There is always a problem in an organization that must be resolved. There are many different types of decision making processes that an organization can use to help resolve these problems. This paper will examine some of the different types of decision making processes with examples from four organizations. This includes the decision making processes strengths and weaknesses, as well as comparing and contrasting them with each other. This paper will also describe how a problem can best be identified and described to stakeholders in a manner that is sensitive to their perspectives.
All of the different organizations and their decision making processes vary tremendously. The Stanford Hospital payroll and the store manager in a retail store
seem to approach things in a similar manner because everything has to be outlined, analyzed, worked on, re-worked, and finalized before it can be completed. The YMCA decision making process
is also similar in that the problem can easily be identified and then a course of action can be determined. By examining all the aspects and taking into account what is needed, why the decision has to be a certain way, or what is expected from the results, all three of these organizations can make decisions which will be successful and also easily changeable if the need arises. The Navy’s decision making process seems more involved than the others because it is a constant series of questioning, answering, and questioning the situation again until a final cause and result can be determined. Instead of being very structured in the planning such as with the other organizations, decision making has to be worked out in a more complicated manner. This is good because there is a high chance of success after the decision is made and alterations may not be required as is the case in some of the other decision making processes. Overall it depends on the situation and what exactly the organization has as far as expectations, time constraints, and resources as to how they can analyze and deal with a situation.
Each problem formulation and identification
style has its own strengths and weaknesses. The benefit of the why-why diagram and the root cause analysis is that it uses all of the strengths of the team to arrive at a favorable solution. “Every answer turns into another question, and the exercise continues until the team cannot reasonably ask why anymore” (Nelson, 2003). Because the analysis is such a concentrated effort, the resolution is usually the most effective. Though this process could be time consuming, if done with only a few people, it works well when done with several knowledgeable people because reworking the issue is usually not needed. The drawback to the root cause analysis method is that when resources are limited, the root cause analysis does not solve the issue of finding creative ways to solve the problem. It only helps determine what is wrong and what needs to be fixed.

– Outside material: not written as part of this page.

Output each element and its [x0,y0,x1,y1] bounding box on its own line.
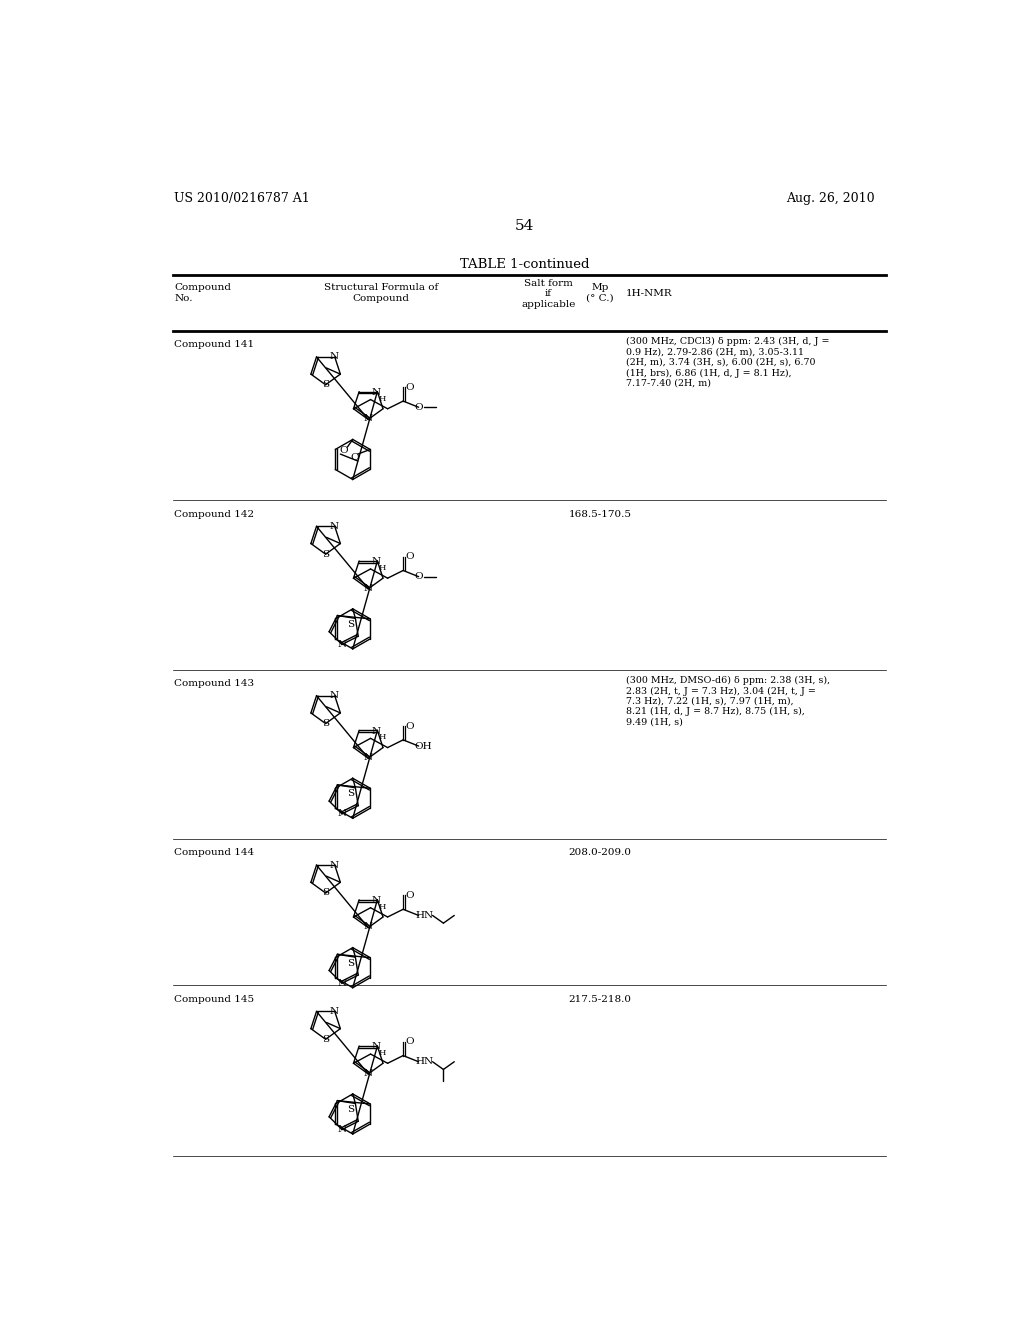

Adaptive planning has much strength. It allows for fluidity in an organization and leaves room for both creativity and growth. It is a great tool for a new company with a large amount of highly trained and qualified individuals or a well established organization that has a large reference library from which solutions can be quickly accessed. Because adaptive planning requires quick thinking to both identify and solve a problem, it is prone to errors and must rely heavily upon prior experiences to be continuously effective.
Cause and effect is a process that peers into all available options to find which best suits the needs of the company. The benefit of this type of evaluation is one of its major strengths. Because this process takes into consideration the constraints of budgets and staff, it adds another level to the basic decision making model making it a reliable source of problem formulation and identification. The weakness of the cause and effect process is that it is often a lengthy one and must be reviewed and approved by many departments before implementation can take place.

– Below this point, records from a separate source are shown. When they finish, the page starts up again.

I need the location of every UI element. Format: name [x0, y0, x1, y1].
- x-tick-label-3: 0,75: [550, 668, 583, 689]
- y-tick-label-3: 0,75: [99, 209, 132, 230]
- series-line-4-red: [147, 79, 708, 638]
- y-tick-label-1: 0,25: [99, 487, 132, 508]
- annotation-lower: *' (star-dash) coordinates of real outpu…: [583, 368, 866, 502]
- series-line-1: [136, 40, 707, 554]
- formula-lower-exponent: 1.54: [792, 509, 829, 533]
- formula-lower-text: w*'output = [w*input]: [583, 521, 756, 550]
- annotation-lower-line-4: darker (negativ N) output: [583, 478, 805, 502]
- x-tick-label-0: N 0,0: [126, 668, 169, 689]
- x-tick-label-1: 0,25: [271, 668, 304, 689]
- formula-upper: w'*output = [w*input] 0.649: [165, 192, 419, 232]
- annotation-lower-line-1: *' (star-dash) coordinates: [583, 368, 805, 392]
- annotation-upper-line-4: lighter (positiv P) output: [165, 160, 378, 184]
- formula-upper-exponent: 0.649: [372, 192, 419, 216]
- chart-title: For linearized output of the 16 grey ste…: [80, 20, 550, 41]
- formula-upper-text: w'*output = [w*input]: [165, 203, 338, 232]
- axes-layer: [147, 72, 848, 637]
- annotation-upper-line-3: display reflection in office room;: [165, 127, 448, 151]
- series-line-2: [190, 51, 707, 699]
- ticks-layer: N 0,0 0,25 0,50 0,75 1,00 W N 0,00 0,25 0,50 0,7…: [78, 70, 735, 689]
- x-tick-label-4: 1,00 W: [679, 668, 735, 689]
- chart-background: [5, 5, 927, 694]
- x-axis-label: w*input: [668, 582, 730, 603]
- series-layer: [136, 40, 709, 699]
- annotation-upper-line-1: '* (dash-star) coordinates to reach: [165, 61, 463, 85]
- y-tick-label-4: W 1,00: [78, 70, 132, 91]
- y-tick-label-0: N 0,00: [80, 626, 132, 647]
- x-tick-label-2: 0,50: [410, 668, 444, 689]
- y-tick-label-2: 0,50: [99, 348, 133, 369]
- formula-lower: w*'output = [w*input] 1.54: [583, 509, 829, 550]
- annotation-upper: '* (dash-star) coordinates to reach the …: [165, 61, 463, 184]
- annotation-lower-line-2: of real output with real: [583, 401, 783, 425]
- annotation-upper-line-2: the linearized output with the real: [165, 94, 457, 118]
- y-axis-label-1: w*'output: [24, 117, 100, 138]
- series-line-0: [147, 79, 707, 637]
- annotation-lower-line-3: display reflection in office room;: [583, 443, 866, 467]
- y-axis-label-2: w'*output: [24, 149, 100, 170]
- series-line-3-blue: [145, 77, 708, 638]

The basic nine step decision making model, given enough time, is possibly the strongest tool for problem formulation and identification. Workers in an organization are not only able to identify and solve a problem using this style but can also formulate alternate solutions. This style is extremely thorough and does much to inspire confidence in the implementation process. The one drawback is that it is a lengthy process. Though the steps can be abbreviated, the adhesiveness of the process breaks down as steps are deleted; thereby, making the process less reliable.
Since stakeholders are an important part to any business, keeping them informed is critical. When a problem comes is discovered, relevant information must be addressed to the appropriate stakeholder in a brief yet concise manner. Something is relevant when it is directly connected with and bears upon the issue at hand (Richard & Elder, 2006). In most organizations, problems that need to be addressed are to go through the proper chain of command. When going through the proper chain of commands, the issues are stated briefly and concisely, prioritized based on the level of impact, researched, documented and discussed in depth, and then reported concisely to the next command. Depending on the situation and organization, the higher one goes in the chain of command; the level of in depth details needed to move forward diminishes.
In conclusion, the why-why diagram, adaptive planning, cause and effect, and the basic nine step decision making model are some of the decision making processes that an organization can use. Choosing the right processes depends on the situation. Some processes may work better in one situation but not in another. Also, stakeholders play an important role when deciding on a solution so being sensitive to their perspectives is important.